Trotz der Einigung will sich die Gewerkschaft nicht damit zufrieden geben, dass Alanís wieder spielen kann, sondern die problematischen Regelungen – Draft-Tag und Gentlemen-Vereinbarung – vollständig abschaffen. Zudem fordert die Spielervertretung, den Transferzeitraum an den europäischen anzupassen, um Wechsel in die europäischen Ligen zu vereinfachen. Mehrere Monate lang bemühte sich die AMF Pro vergeblich um eine Einigung mit dem Ligapräsidenten Enrique Bonilla und dem Nationalmannschaftsmanager Guillermo Cantú. Erst als die Spieler drohten, den letzten Spieltag der Meisterschaft oder die WM-Vorbereitungsspiele gegen Wales und Schottland Ende Mai zu bestreiken, zeigten sich die Funktionäre gesprächsbereit. Am 18. April trafen sich diese mit Gewerkschaftsvertretern zweieinhalb Stunden lang in Mexiko-Stadt. Neben Bonilla und Cantú war auf Verbandsseite auch Yon de Luisa dabei. Er soll nach der Fußballweltmeisterschaft neuer Präsident des mexikanischen Fußballverbands FMF werden.

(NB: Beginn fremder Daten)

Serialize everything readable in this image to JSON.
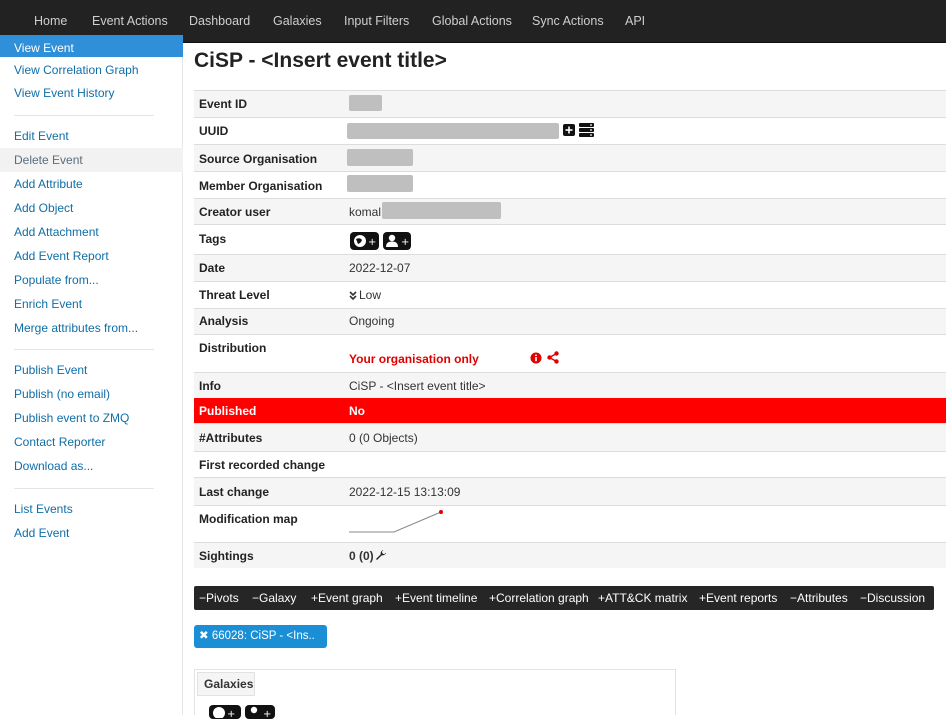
{
  "nav": {
    "items": [
      "Home",
      "Event Actions",
      "Dashboard",
      "Galaxies",
      "Input Filters",
      "Global Actions",
      "Sync Actions",
      "API"
    ]
  },
  "sidebar": {
    "items": [
      "View Event",
      "View Correlation Graph",
      "View Event History",
      "Edit Event",
      "Delete Event",
      "Add Attribute",
      "Add Object",
      "Add Attachment",
      "Add Event Report",
      "Populate from...",
      "Enrich Event",
      "Merge attributes from...",
      "Publish Event",
      "Publish (no email)",
      "Publish event to ZMQ",
      "Contact Reporter",
      "Download as...",
      "List Events",
      "Add Event"
    ]
  },
  "page": {
    "title": "CiSP - <Insert event title>"
  },
  "details": {
    "event_id_label": "Event ID",
    "uuid_label": "UUID",
    "source_org_label": "Source Organisation",
    "member_org_label": "Member Organisation",
    "creator_label": "Creator user",
    "creator_value": "komal",
    "tags_label": "Tags",
    "date_label": "Date",
    "date_value": "2022-12-07",
    "threat_label": "Threat Level",
    "threat_value": "Low",
    "analysis_label": "Analysis",
    "analysis_value": "Ongoing",
    "distribution_label": "Distribution",
    "distribution_value": "Your organisation only",
    "info_label": "Info",
    "info_value": "CiSP - <Insert event title>",
    "published_label": "Published",
    "published_value": "No",
    "attributes_label": "#Attributes",
    "attributes_value": "0 (0 Objects)",
    "first_change_label": "First recorded change",
    "last_change_label": "Last change",
    "last_change_value": "2022-12-15 13:13:09",
    "modmap_label": "Modification map",
    "sightings_label": "Sightings",
    "sightings_value": "0 (0)"
  },
  "tabs": {
    "items": [
      "Pivots",
      "Galaxy",
      "Event graph",
      "Event timeline",
      "Correlation graph",
      "ATT&CK matrix",
      "Event reports",
      "Attributes",
      "Discussion"
    ],
    "prefixes": [
      "−",
      "−",
      "+",
      "+",
      "+",
      "+",
      "+",
      "−",
      "−"
    ]
  },
  "chip": {
    "label": "66028: CiSP - <Ins..",
    "close": "✖"
  },
  "galaxies": {
    "label": "Galaxies"
  },
  "colors": {
    "accent": "#2f8fd8",
    "danger": "#ff0000",
    "nav_bg": "#222222",
    "link": "#0f6ea8"
  },
  "icons": [
    "plus-square-icon",
    "server-icon",
    "globe-plus-icon",
    "user-plus-icon",
    "double-chevron-down-icon",
    "info-circle-icon",
    "share-icon",
    "wrench-icon",
    "close-icon"
  ]
}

»Es gibt Dinge auf dem Weg, die perfektioniert werden können, aber das Wichtige war, dass sie uns zu­gehört haben«, sagte Ortiz nach dem Treffen. »Und es ist wichtig, dass Spieler aller Vereine da waren, wir sind wirklich vereint, um etwas Po­sitives für den mexikanischen Fußball zu erreichen.«

Konkrete Ergebnisse wurden zwar noch nicht präsentiert, aber die Liga- und die Verbandsspitze haben zugestimmt, die strittigen Punkte bald weiter zu besprechen. »Wir haben einen Punkt der Übereinstimmung erreicht. Wir verlangen nichts Außergewöhnliches, wir haben nichts gefordert, was Spielern und Arbeitern nicht zusteht«, so Moisés Muñoz, Torwart beim Club América in Mexiko-Stadt und Sprecher der AMF Pro.